1st April 2014 by Tony Levene
An old City adages suggests “always leave something for the next man” – it was composed in an era when women were absent from the market – so give the buyer the expectation of a gain or they’ll shun a stock if they think it is fully or over-valued.
That’s the basis behind pricing an equity flotation. To get the shares away, you have to offer hope of a premium in secondary trading. Somewhere between 10 and 20 per cent extra post-IPO leaves both purchasers happy that they have a bargain and vendors satisfied.
But if that premium is huge, as with the Royal Mail IPO, then the balance disappears.
This IPO was hugely botched – and it hardly needs the skills of the National Audit Office to substantiate this. The NAO said the sale “could have achieved better value for the taxpayer” – a line that contains a tutorial in the art of understatement. Royal Mail was sold last October at 330p a share, closed 38 per cent up on its first day, has hit as high at 615p – up 86 per cent – and currently trades around 564p, giving a 71 per cent gain.
That’s not leaving something for the next man – that’s leaving a huge fortune to those who picked up IPO shares while depriving the sellers, the taxpayers, of around £750m.
There can only be one excuse for this drastic undervaluation – the need not to embarrass the Department for Business, Innovation and Skills with shares left on the shelf. Political expediency trumped over economic reality and the taxpayer interest.
IPO pricing is an art, for which investment banks are well rewarded. It can go wrong in the case of small narrowly traded stocks, especially if they are in fashion or fashionable sectors. Online frock retailer Boohoo is a good example of both “fashions”. It soared from 50p to 85p on its first day on the market in February. Now it is back to its launch price.
But Royal Mail is not a dotcom flash in the pan. It is a utility. It will not discover a miracle technology or find oil under its Mount Pleasant sorting office or suddenly drop off the public radar when the fashion worm turns.

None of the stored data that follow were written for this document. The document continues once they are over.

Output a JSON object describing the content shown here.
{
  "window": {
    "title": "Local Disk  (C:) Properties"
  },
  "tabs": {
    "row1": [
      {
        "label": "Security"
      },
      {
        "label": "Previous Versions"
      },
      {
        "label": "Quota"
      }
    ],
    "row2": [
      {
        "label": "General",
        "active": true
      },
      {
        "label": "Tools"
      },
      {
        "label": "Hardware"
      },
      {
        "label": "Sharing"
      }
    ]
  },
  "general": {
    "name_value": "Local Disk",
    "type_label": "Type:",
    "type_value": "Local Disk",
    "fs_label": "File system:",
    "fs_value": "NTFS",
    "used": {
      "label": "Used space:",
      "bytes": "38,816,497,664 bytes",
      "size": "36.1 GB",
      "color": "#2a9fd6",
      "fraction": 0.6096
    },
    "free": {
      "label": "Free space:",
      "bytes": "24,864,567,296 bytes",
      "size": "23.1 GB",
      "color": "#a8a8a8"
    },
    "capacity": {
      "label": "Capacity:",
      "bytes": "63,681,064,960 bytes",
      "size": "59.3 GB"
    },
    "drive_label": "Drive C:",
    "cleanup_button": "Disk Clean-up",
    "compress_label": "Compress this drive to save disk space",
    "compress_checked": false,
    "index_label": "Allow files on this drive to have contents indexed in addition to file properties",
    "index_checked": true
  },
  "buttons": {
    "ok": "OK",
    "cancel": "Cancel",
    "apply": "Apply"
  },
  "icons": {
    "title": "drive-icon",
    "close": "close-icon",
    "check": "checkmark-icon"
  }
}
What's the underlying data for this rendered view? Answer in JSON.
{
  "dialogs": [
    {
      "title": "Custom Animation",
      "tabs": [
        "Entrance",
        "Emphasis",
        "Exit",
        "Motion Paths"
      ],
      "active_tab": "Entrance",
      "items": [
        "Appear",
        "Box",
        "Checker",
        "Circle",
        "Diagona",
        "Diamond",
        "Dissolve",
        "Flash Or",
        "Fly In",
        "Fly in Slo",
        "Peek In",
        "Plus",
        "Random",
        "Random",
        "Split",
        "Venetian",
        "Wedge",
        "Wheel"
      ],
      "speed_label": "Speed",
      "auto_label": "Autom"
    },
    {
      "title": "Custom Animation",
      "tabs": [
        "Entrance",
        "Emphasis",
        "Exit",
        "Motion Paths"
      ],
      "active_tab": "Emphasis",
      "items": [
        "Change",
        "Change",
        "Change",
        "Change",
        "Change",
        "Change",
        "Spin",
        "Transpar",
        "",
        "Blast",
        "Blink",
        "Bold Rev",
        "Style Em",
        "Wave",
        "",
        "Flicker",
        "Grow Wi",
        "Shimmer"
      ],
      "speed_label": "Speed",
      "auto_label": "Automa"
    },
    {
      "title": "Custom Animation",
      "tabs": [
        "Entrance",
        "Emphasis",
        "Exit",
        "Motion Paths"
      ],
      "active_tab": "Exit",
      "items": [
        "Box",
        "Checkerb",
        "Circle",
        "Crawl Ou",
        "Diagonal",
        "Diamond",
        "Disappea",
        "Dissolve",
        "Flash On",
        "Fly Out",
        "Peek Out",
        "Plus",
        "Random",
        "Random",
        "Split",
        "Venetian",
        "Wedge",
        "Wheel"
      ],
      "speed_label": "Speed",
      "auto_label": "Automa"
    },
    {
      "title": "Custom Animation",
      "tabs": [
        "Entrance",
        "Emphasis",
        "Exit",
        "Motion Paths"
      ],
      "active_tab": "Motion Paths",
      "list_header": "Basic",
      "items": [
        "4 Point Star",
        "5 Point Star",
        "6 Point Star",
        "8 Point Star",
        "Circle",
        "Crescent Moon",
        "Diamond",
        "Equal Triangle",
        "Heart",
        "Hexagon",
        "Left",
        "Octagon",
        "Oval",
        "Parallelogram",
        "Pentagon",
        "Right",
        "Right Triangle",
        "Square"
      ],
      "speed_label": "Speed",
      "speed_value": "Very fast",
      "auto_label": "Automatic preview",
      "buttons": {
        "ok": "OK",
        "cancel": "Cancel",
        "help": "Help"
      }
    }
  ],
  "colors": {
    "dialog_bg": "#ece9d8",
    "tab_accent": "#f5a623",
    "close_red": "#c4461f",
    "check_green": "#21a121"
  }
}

With some brokers suggesting 510p as good value, it should not have been difficult to squeeze at least another half a billion out of the sale. And the business department failed to understand – or worse, ignored its own intelligence – that big investors will talk up risks in the hope that the eventual price will be low. Who in the Government will resign over this?
Assuming politicians are ever capable of shame, one head that should roll in the Royal Mail fiasco is that of the hapless, hopeless and helpless business secretary Vince Cable.
He no longer claims that the big increase on the IPO price was “froth”. If it was froth, it was very solid. His line now is that “we have secured the future of Royal Mail through a successful sale”. Any sale can be successful if it is priced at give-away prices. No one ever expected him – as he puts it – “to achieve the highest possible price at any cost and whatever the risk.”
If he won’t resign, then he needs to apologise at least. While he’s at it, what about a big sorry for the way small investors were cut out of the deal in favour of institutions? Sixteen so-called priority investors ended up with half the shares on offer. Cable thought cutting down the private share buyer would ensure stability. He understands nothing. The NAO report reveals that six of the 16 sold all their shares within weeks, six sold significant amounts and only four increased their stakes.
Smaller shareholders, particularly those seeking income, may have proved to be more faithful investors.